After simulation, your radiation oncologist and other members of the treatment team review the information they obtained during simulation along with your previous medical tests to develop a treatment plan especially for you. Frequently, sophisticated treatment-planning computer software is used to help design the best possible treatment plan. After reviewing all of this information, your doctor writes a prescription that outlines the exact course of your radiation therapy treatment.
Radiation treatments are scheduled Monday through Friday and usually last 1-10 weeks. The amount of time needed for treatment is determined by your individual medical needs. Treatment is delivered by a team of professional radiation therapists, licensed by New York State. Our staff will work with you to plan your treatment schedule. You can expect to receive a weekly schedule and that any necessary revisions will be made as treatment continues. Please note that the chief radiation therapist and/or simulation technologist is responsible for daily scheduling or other issues regarding your treatment. Please check in with our front desk staff, who will provide you with a wristband with your name and date of birth and alert the radiation therpist that you have arrived for your scheduled treatment.
Weekly Status Checks
Weekly Status Checks
Once a week, you will see your radiation oncologist, a resident, and a nurse for a status check to follow your progress, evaluate whether you are having any side effects, recommend treatments for those side effects (such as medication or diet changes). As treatment progresses, your doctor may make changes in the schedule or treatment plan depending on your response or reaction to the therapy. They will also address any concerns you may have.

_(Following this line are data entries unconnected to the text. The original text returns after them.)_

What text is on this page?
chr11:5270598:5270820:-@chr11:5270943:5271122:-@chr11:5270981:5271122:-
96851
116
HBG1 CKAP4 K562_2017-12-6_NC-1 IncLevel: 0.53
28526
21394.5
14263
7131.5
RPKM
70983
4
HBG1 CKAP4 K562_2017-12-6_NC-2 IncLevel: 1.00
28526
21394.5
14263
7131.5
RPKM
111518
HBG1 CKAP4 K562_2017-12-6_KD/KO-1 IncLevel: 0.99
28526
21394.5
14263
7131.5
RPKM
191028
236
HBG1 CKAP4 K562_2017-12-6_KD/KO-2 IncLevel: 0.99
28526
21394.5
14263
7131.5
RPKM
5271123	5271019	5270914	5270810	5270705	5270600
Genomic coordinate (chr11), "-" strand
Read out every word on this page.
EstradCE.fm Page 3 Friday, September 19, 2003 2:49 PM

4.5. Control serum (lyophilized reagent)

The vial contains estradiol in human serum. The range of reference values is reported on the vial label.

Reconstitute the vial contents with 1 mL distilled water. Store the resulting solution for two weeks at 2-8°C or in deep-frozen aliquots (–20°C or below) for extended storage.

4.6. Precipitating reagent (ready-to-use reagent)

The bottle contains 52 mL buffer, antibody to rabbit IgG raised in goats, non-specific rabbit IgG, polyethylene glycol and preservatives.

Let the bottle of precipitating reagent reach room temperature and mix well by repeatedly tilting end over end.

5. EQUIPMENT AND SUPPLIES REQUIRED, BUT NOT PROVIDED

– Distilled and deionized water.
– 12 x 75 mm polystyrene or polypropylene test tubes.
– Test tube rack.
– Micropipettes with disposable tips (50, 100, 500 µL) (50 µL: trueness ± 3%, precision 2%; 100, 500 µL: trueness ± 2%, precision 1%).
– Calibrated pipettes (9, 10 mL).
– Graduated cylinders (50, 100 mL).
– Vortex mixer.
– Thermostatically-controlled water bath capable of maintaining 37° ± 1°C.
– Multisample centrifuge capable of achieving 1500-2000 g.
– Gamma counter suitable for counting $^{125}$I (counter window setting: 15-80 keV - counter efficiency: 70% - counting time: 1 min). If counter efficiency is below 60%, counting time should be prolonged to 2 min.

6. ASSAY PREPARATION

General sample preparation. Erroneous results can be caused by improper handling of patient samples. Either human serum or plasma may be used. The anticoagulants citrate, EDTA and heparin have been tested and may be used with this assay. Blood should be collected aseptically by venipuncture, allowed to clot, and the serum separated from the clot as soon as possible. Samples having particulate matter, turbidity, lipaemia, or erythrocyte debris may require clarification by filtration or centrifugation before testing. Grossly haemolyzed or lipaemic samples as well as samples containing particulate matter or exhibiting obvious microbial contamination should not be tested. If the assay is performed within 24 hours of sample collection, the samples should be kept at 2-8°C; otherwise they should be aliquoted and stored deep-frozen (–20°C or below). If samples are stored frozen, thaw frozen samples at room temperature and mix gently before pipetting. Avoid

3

After you complete your radiation treatment, you will be scheduled for a follow up appointment with your radiation oncologist. Your radiation oncologist may also order additional diagnostic tests. Reports on your treatment can be sent to your other doctors.
Subsequent follow up appointments will be scheduled so that your radiation oncologist can make sure your recovery is proceeding normally and can continue to monitor your health status. As time goes on, the frequency of your visits may decrease. However, you should know that your radiation oncology team will always be available should you need to speak to someone about your treatment.